On the second floor, much of the footprint will remain the same, but he is reconfiguring the space to create a primary suite and get the laundry facilities up from the basement. Eade uncovered the original bathroom’s Greek-key patterned tile under layers of linoleum. The tile was too damaged to be saved, but he found a supplier who can replicate the historic pattern and colors.
The third floor had been partially finished as the former owner’s suite. It is being altered to provide both a guest suite and a home office for Eade. He’ll add solar panels to provide energy efficiency as well.
This is Eade’s first big renovation project, and he’s more informed now about construction than he ever thought he’d be.

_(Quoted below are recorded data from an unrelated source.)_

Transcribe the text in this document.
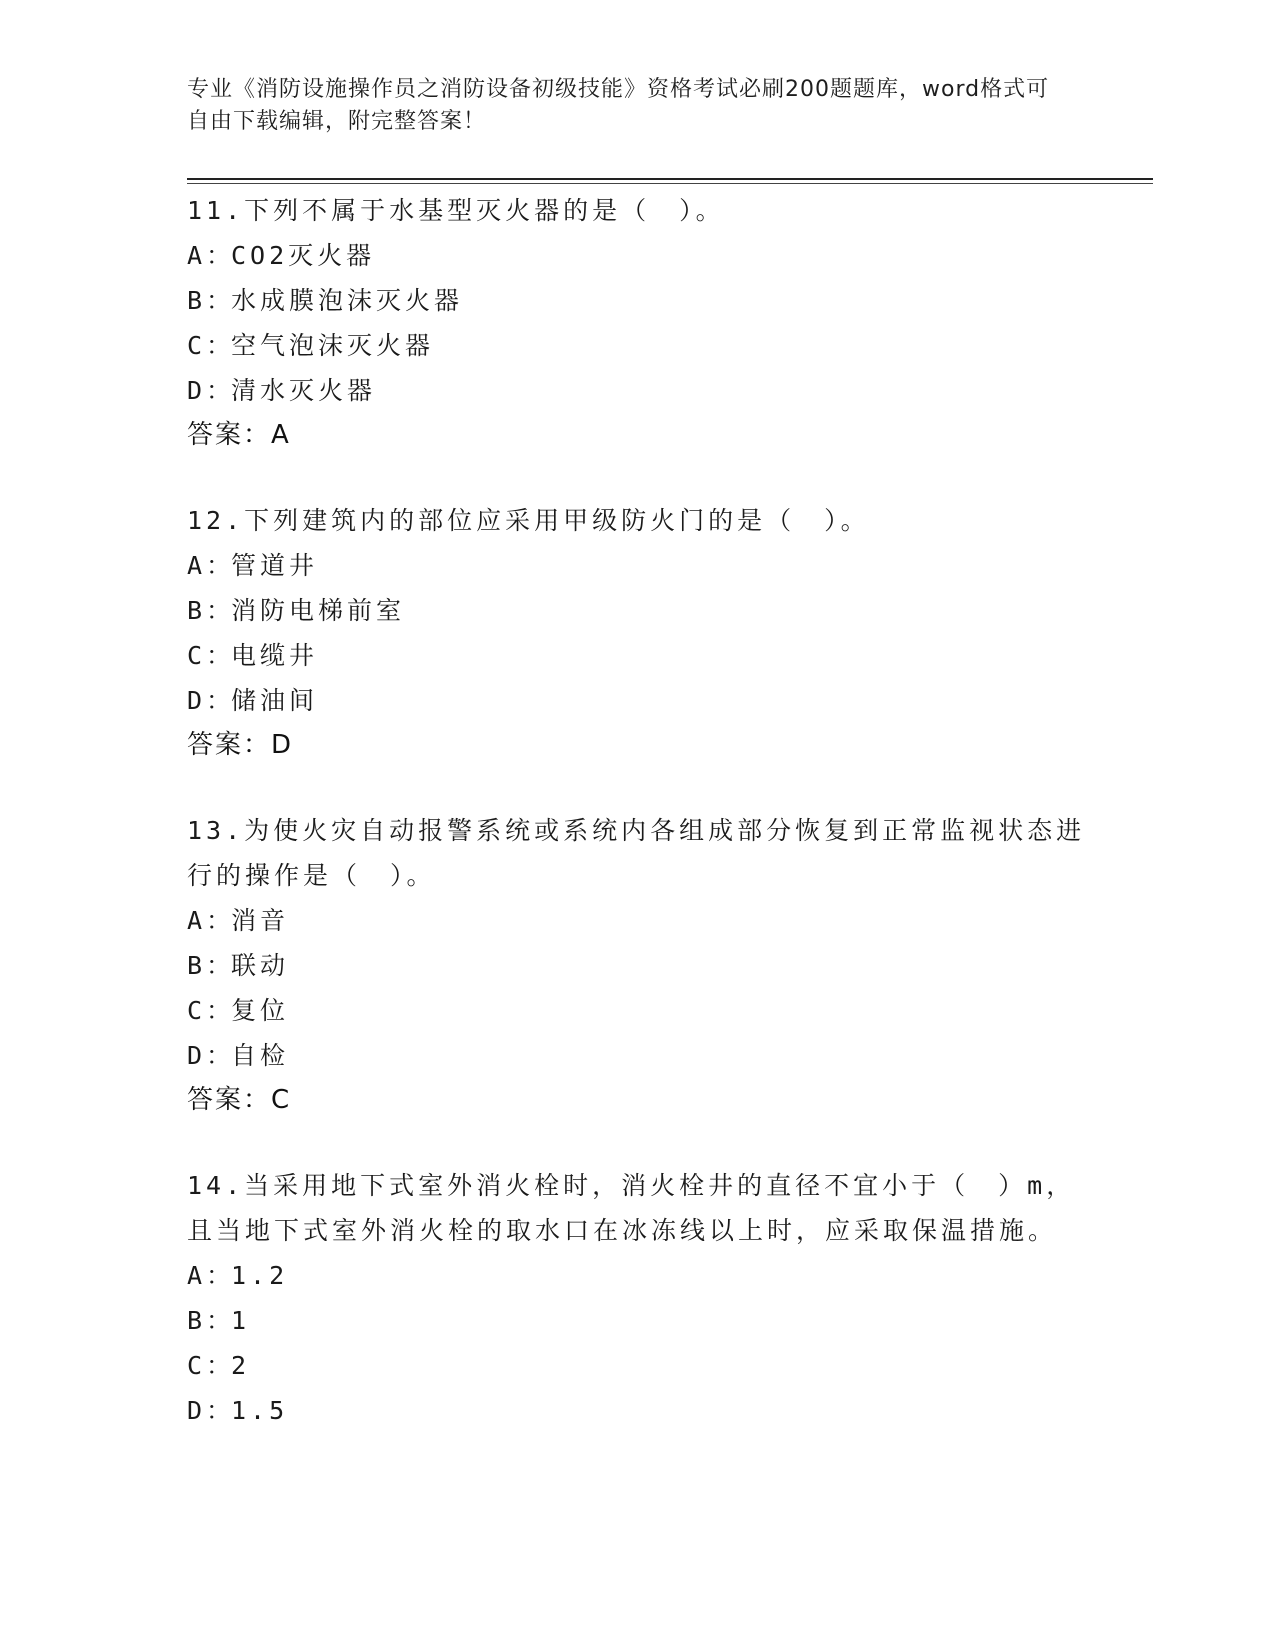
专业《消防设施操作员之消防设备初级技能》资格考试必刷200题题库，word格式可自由下载编辑，附完整答案！
11.下列不属于水基型灭火器的是（　）。
A：CO2灭火器
B：水成膜泡沫灭火器
C：空气泡沫灭火器
D：清水灭火器
答案：A
12.下列建筑内的部位应采用甲级防火门的是（　）。
A：管道井
B：消防电梯前室
C：电缆井
D：储油间
答案：D
13.为使火灾自动报警系统或系统内各组成部分恢复到正常监视状态进
行的操作是（　）。
A：消音
B：联动
C：复位
D：自检
答案：C
14.当采用地下式室外消火栓时，消火栓井的直径不宜小于（　）m，
且当地下式室外消火栓的取水口在冰冻线以上时，应采取保温措施。
A：1.2
B：1
C：2
D：1.5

“I’m learning a lot about every aspect we’ve touched from the steel beam and electricity to the plumbing, HVAC, siding, roofing and fire suppression,” he said.
Eade and his architect have a plan to open up the front porch, preserving the original wide columns and keeping as many details as possible. The front façade’s original diamond-paned windows will be restored, and some vinyl windows elsewhere on the house will be replaced with new windows that replicate the originals.
He’s hopeful that the house will be ready to move into later this fall and that the finished project will be an asset to the neighborhood for another 100 years. An Instagram account for the house, @gundersongut allows historic renovation lovers to follow his progress.
“I won’t win everyone over completely, but I hope to preserve the character and make it welcome and livable again,” Eade said.